Восьмой номер знал, что говорил. Как-никак он провёл в музее всё своё детство.
– А вот в одном музее стоит дама. Бока у неё хорошие, целые, и всё остальное хорошее, зато совсем без рук, тоже, наверное, кто-то отгрыз, – сказал О'Хара. – Как же её взяли? Тоже ведь неполноценная.
– Не может быть! – воскликнули все.
– Честное слово, по телевизору показывали, – сказал О'Хара.
– Да, есть такая скульптура, Венера Милосская называется. У неё действительно отсутствуют руки. Но она эталон женской красоты, вот её и взяли, – пояснил Боббенпик.
– И ещё ей две тысячи лет, – сказал Ваня.
– И стоит она в Лувре, это такой музей в Париже, – добавила Маня.
– Тогда понятно, – сказали все. – Но куда же руки-то подевались?
– Статуя была спрятана под землёй на острове Милос. И на неё случайно наткнулись французские матросы. Сначала они полюбовались на эту Венеру, а потом стали спорить, кто первый нашёл, потом стали толкаться, потом драться, а потом нечаянно задели статую, та упала, руки у неё и отбились, – сказал Боббенпик.
Ваня с Маней посмотрели друг на друга и опустили от стыда глаза. Ведь они в своё время точно так же сломали свой старенький телевизор, как и те невоспитанные французские моряки две тысячи лет тому назад.

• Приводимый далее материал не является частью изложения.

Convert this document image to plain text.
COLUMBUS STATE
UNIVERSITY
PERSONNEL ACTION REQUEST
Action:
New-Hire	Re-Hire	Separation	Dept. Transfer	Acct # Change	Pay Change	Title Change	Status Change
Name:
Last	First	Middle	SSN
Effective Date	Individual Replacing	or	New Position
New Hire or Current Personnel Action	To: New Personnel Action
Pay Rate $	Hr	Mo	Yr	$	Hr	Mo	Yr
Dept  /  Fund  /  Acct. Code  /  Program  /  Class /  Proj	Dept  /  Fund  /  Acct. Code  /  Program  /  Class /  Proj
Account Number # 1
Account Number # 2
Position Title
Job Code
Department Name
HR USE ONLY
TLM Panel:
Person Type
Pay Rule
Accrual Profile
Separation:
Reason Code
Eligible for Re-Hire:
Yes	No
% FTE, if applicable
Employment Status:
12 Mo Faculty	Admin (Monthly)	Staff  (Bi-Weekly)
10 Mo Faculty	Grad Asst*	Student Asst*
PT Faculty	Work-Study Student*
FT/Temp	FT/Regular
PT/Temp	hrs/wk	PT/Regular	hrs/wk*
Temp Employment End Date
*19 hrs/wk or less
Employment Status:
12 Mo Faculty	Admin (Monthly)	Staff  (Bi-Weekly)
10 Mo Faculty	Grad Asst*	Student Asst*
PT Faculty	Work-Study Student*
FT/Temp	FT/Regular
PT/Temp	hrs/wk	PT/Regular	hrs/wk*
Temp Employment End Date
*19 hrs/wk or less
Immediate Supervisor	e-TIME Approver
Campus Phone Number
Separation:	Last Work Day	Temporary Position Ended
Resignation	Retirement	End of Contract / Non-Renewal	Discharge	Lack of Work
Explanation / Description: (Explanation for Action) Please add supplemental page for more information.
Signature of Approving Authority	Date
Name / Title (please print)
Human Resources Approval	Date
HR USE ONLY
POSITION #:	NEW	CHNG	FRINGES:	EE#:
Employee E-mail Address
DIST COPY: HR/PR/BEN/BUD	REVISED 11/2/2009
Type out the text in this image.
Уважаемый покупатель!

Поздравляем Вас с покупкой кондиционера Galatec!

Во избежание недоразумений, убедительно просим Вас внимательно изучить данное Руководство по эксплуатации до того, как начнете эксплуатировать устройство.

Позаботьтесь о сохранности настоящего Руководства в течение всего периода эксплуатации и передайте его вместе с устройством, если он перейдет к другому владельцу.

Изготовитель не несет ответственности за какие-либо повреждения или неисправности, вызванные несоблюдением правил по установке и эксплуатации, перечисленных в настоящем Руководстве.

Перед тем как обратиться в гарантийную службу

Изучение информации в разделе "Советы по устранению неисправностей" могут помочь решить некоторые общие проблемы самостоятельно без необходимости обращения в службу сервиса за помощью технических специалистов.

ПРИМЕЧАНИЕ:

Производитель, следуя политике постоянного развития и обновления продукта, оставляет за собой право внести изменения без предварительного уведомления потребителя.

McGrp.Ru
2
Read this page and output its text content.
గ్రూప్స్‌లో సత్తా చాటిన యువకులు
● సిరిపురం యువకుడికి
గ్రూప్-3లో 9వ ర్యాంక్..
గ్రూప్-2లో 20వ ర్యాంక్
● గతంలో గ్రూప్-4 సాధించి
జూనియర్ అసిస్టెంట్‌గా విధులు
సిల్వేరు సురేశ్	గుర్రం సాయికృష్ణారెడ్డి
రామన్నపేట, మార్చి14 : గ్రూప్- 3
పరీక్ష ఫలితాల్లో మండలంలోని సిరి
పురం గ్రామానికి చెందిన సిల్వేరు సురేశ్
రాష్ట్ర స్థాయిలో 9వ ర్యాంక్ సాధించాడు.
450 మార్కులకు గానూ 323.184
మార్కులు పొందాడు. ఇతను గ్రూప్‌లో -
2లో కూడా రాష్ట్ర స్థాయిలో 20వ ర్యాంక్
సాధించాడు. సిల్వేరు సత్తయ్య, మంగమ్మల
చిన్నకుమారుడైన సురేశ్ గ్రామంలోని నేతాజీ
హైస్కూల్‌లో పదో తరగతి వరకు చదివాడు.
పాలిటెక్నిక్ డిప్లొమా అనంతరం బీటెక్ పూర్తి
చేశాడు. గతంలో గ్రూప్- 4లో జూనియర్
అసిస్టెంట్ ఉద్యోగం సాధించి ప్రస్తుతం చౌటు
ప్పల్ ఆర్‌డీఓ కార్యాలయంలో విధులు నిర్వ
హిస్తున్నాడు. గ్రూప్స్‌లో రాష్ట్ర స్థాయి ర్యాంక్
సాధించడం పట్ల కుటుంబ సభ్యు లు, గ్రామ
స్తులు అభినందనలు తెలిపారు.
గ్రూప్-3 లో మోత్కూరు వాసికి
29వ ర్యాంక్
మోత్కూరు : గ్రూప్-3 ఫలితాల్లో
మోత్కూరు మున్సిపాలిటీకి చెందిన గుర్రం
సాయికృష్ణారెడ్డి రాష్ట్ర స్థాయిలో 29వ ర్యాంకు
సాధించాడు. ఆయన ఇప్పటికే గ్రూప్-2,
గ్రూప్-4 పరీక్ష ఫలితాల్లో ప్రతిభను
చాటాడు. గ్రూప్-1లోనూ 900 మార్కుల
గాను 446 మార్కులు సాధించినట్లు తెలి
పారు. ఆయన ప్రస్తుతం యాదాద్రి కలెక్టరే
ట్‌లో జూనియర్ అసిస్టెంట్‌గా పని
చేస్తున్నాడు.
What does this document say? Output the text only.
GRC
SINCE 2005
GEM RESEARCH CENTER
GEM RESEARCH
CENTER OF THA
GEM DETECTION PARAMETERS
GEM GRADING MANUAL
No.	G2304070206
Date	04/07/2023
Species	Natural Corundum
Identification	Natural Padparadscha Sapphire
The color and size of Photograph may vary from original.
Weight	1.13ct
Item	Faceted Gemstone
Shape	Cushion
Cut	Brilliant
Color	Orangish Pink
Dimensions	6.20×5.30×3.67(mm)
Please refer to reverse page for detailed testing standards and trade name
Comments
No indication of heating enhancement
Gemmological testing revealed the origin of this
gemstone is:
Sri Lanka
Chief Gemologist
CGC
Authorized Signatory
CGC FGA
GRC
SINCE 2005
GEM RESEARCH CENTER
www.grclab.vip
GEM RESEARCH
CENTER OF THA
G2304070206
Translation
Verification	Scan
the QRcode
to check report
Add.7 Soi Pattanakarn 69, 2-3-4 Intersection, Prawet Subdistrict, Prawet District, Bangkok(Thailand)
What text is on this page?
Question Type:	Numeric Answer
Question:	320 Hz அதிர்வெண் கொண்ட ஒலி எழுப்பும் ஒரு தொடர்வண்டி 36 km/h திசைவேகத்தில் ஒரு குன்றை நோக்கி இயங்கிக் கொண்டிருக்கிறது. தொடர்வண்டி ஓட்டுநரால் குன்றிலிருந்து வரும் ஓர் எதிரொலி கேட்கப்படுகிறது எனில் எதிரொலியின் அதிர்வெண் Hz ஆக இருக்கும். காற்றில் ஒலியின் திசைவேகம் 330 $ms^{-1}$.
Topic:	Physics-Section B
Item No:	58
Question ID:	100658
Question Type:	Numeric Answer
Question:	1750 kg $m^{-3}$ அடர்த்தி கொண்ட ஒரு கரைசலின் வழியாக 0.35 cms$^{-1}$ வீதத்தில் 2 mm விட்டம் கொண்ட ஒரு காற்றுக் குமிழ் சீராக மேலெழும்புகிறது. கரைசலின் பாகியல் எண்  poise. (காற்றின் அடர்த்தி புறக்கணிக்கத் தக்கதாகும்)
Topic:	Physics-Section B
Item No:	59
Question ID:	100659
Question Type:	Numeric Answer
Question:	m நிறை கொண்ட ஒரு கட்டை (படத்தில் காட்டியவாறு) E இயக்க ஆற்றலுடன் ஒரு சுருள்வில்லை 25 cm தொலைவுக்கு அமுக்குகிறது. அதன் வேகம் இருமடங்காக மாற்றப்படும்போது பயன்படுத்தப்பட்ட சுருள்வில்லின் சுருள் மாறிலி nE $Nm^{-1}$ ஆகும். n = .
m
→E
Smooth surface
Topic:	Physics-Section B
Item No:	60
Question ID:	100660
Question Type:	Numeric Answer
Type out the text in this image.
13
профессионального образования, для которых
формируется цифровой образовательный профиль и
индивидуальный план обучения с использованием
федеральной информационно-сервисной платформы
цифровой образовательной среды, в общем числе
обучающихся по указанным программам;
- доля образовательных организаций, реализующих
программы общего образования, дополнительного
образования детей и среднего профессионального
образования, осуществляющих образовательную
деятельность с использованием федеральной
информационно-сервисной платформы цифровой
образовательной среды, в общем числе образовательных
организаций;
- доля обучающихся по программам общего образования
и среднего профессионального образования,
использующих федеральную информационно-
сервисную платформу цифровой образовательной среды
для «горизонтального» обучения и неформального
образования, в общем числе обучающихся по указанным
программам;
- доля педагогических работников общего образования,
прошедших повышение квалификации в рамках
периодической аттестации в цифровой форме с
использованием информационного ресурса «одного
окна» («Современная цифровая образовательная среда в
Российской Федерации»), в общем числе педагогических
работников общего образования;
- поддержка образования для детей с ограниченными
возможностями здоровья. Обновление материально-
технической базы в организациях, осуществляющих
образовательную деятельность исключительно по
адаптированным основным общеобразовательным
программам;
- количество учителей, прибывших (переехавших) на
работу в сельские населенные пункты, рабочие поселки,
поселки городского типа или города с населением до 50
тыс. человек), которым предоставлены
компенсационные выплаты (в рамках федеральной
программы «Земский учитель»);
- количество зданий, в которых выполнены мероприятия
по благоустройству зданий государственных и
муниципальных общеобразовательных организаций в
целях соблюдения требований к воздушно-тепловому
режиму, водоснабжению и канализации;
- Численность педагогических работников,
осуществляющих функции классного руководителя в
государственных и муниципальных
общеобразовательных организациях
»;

– Надо было ей новые руки приделать, пластмассовые, – сказал Зинзан. Его папа работал на фабрике пластмассовых игрушек, и Зинзан мог с закрытыми глазами разобрать и собрать любой трансформер, не говоря уже о кукле.
– А ещё можно было бы сделать, чтобы у неё открывались и закрывались глаза, – предложил Кокалду.
– И чтобы эта Венера говорила «мама»! – добавил Луппард.
– Ни в коем случае! – возразил Боббенпик. – Никакие переделки не разрешаются!
– Не пугай ты, Вань, свою маму! Ну её, эту акулу! – сказал Донбалес. – Вон Шиллинг её уже пополам перегрыз. Возьми лучше удочку с крючком и поплавком.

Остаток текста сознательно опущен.